Margarete Acosta (ex-Diário) agora estava em O Globo; Edison Motta no Jornal do Brasil, Edward de Souza no sistema Globo - Excelsior de Rádio, Hildebrando Pafundi no Estadão, José Roberto Marques na Rádio Bandeirantes e Rubão ligando a todos para passar a última. O jornalismo do Grande ABC devia mais uma a ele, que jamais guardou um furo para si. Feliz dia em que o ex-vereador Américo de Morais repassou à Memória um conjunto de fotos de um velho Carnaval de Rua em São Bernardo. "Foi o Rubão quem tirou" - disse-me Morais. Mas, onde estaria Rubão? Aposentado, deixara a Rua Martini em Rudge Ramos e morava agora - com sua Matilde, é claro - no bairro Jordanópolis.
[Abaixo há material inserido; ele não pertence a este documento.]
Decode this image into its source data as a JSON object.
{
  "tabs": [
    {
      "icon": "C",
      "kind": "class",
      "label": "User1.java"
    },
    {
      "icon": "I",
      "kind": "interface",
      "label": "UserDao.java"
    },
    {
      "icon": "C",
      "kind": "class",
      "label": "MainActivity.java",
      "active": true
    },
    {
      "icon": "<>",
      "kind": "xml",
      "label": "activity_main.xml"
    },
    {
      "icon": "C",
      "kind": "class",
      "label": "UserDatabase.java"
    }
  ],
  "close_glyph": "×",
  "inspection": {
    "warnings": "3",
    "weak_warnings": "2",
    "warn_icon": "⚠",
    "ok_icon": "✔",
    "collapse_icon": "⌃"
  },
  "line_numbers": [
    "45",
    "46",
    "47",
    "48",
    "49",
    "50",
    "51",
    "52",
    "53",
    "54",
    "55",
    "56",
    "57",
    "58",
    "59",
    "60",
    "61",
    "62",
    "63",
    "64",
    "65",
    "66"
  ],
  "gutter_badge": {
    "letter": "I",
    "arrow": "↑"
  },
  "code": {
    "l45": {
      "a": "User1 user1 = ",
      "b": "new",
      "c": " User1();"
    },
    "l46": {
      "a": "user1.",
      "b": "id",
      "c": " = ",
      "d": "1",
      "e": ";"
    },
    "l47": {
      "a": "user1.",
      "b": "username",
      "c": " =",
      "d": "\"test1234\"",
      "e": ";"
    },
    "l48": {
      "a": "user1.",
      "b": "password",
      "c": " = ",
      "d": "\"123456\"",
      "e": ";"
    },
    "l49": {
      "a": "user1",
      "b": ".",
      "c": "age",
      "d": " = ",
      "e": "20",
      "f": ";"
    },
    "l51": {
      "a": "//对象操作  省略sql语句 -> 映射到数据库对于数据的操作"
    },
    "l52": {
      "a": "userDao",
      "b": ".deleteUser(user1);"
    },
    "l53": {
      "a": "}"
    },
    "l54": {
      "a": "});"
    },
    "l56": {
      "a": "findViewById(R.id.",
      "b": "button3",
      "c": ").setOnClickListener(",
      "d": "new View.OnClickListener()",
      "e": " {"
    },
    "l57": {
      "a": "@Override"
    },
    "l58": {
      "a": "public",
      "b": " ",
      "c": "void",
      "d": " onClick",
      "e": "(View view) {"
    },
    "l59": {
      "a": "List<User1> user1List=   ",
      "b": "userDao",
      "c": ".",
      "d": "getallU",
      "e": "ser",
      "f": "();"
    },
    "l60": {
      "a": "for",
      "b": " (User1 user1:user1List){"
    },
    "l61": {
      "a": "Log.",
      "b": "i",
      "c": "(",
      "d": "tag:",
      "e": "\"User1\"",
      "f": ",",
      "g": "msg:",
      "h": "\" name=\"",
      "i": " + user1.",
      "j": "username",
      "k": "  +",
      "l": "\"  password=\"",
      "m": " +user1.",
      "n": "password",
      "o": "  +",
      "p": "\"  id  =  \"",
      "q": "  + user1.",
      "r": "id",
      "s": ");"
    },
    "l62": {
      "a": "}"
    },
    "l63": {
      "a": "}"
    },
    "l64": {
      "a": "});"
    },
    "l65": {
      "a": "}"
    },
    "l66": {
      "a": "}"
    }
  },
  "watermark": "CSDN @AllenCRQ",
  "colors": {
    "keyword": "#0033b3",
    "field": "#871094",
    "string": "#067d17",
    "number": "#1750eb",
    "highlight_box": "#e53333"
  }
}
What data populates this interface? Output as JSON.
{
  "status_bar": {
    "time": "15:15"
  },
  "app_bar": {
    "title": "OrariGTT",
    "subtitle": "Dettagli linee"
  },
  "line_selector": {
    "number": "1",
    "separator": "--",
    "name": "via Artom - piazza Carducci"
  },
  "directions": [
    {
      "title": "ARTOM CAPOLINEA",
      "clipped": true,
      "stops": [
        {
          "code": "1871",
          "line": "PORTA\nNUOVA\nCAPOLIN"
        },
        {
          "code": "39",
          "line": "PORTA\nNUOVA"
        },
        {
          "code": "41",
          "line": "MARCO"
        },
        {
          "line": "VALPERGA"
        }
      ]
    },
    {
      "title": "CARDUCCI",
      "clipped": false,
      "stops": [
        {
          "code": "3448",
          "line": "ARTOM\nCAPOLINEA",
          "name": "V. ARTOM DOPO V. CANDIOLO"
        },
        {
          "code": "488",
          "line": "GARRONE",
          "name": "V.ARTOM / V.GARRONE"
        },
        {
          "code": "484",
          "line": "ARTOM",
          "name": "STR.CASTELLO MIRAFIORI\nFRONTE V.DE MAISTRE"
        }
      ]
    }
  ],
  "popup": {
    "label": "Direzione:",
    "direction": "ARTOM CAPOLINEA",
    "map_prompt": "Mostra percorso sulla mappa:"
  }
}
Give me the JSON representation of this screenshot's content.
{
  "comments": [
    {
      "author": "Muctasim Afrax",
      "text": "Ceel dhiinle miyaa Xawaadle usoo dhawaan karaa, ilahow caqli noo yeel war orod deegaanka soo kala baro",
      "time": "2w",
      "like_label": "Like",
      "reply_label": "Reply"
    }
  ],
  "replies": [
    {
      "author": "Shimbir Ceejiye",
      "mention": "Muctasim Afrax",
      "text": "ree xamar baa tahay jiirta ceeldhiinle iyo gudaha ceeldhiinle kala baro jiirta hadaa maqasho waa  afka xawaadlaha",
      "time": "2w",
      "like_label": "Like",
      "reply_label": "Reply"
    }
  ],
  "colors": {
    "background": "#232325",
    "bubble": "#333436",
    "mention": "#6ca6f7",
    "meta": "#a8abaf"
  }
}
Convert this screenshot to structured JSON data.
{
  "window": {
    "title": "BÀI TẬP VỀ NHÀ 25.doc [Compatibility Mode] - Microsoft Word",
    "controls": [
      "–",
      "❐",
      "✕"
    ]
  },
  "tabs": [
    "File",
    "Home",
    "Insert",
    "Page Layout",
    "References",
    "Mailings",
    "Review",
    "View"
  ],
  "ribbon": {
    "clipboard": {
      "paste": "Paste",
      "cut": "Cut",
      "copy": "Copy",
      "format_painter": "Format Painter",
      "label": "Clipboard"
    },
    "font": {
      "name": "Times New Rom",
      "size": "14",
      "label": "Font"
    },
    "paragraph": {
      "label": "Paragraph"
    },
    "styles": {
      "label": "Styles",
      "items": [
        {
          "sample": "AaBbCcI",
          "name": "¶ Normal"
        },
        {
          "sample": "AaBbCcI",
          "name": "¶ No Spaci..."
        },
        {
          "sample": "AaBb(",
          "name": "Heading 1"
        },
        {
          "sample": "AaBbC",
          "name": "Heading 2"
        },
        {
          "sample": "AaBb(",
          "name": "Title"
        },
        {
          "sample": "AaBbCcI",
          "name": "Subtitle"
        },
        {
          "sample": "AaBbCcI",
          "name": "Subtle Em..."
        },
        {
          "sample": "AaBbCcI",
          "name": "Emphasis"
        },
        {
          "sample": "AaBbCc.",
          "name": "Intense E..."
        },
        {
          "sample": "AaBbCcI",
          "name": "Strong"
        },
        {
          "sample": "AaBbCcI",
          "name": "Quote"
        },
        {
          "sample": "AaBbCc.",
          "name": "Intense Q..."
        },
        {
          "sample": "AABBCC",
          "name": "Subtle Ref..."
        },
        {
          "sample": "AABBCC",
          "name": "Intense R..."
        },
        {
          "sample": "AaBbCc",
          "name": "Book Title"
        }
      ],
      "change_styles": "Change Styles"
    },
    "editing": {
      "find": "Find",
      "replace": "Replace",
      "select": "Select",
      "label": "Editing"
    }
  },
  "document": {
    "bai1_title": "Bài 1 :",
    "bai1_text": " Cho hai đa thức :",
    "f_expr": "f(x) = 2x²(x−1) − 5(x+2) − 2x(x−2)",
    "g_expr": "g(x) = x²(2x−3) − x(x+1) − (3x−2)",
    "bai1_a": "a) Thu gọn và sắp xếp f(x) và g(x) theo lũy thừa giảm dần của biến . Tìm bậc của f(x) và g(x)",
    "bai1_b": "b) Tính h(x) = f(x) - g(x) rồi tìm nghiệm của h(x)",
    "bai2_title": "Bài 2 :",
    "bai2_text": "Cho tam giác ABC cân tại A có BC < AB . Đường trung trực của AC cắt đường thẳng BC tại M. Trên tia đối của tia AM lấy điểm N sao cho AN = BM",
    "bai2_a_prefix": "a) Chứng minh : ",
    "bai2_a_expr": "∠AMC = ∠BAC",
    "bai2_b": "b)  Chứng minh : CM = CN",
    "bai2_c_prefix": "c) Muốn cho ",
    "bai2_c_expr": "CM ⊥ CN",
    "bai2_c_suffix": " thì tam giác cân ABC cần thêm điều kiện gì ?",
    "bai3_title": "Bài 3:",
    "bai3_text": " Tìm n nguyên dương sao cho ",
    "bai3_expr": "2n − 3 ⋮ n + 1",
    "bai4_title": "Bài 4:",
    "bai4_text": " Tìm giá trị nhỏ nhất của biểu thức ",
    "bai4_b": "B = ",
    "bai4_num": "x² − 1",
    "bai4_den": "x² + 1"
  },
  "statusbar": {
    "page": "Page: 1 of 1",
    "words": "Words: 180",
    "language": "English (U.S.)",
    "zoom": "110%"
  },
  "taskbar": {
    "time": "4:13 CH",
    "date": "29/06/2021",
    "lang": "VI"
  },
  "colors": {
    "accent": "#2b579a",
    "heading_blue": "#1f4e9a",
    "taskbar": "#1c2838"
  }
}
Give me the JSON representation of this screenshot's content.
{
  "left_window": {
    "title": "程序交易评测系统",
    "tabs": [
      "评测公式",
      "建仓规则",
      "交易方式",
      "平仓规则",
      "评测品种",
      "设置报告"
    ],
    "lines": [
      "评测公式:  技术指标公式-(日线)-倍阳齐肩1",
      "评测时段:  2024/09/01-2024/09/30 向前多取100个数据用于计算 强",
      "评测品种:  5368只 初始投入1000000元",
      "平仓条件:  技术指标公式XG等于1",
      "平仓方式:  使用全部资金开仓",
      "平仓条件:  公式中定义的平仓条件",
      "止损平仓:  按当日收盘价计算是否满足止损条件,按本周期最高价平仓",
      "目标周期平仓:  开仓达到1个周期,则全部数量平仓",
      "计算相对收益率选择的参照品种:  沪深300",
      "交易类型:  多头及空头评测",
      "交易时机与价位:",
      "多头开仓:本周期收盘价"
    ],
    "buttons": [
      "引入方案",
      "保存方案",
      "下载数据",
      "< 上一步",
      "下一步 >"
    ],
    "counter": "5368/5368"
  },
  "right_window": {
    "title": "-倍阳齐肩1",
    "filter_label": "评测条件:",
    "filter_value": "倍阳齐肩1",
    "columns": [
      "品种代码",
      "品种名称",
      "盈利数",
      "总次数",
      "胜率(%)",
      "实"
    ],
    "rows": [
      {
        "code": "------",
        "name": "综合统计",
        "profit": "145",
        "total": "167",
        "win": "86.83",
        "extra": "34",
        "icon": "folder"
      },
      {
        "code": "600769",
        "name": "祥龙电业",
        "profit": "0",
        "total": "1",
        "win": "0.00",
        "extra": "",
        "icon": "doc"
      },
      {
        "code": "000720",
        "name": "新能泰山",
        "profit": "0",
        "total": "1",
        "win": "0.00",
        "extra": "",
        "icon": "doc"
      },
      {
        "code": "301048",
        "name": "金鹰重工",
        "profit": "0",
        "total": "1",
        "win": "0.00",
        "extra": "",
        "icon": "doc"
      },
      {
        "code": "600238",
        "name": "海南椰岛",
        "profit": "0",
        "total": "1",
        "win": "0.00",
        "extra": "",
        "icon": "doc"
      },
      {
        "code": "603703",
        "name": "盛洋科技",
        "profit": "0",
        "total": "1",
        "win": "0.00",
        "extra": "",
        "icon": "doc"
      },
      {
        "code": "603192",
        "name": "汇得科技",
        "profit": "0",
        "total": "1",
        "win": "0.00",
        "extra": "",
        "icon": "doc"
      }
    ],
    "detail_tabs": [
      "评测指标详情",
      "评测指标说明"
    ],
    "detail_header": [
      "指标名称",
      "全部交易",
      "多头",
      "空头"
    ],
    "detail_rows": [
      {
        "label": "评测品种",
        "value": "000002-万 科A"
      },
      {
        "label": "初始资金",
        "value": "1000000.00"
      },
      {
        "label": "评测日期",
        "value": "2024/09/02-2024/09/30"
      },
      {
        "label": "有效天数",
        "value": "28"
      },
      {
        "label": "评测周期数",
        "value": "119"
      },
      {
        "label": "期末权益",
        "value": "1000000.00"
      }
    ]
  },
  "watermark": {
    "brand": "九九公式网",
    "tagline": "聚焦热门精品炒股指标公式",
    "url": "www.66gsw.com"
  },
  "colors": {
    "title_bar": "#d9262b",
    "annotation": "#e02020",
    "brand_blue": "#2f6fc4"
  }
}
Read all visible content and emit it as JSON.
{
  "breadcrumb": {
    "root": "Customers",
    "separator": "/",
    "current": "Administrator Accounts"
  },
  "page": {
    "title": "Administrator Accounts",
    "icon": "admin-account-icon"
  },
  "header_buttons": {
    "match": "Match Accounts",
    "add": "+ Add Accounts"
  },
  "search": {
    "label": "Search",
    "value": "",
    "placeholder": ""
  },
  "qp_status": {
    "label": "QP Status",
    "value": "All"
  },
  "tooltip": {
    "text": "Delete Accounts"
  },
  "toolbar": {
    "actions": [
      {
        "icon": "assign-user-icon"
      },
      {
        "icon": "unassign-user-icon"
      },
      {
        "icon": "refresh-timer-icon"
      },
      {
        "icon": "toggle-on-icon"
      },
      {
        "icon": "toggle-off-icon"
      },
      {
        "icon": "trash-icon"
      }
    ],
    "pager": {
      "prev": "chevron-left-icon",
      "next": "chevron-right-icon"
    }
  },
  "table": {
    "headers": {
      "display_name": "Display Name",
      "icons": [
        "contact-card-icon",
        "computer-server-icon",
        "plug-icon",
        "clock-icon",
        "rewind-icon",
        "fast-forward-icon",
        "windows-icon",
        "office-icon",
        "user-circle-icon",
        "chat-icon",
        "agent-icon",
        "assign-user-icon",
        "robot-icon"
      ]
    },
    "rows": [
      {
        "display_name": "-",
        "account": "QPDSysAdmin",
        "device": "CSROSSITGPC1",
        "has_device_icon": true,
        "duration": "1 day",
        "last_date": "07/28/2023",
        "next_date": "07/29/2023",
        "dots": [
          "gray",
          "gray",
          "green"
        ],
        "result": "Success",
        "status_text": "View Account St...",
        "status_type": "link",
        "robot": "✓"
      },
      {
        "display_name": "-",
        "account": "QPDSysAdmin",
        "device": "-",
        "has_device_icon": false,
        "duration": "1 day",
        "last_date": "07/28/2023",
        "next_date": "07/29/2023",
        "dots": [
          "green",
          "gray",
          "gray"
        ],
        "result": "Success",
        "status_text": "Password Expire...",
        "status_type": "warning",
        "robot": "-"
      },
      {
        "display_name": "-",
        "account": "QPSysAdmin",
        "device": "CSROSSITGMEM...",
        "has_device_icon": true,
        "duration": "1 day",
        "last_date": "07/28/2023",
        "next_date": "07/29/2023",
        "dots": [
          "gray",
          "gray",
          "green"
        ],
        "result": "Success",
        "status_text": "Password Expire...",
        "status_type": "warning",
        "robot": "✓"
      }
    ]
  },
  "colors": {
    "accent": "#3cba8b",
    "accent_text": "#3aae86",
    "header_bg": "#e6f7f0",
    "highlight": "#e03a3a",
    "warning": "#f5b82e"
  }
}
Foi um belo reencontro. Rivaldo Gomes tirou fotos do colega mais velho Rubão. E, tempos depois, ano passado mais precisamente, Rubão ligou para falar dos seus discos e dos seus ídolos. "Você quer meus discos?" A oferta rendeu uma bela gravação de TV, que perpetua a imagem e as tiradas do querido Rubão.
Rubens Fenili - "mas podem me chamar de Rubão" - estava adoentado. Partiu ao som de Elvis Presley há uma semana. "Ele era corintiano fanático", confidenciou Matilde aos funcionários do crematório de Vila Alpina. E o Hino do Timão foi tocado três vezes naquele dia, mesclando com as canções de Elvis. No dia seguinte Rubão completaria 70 anos.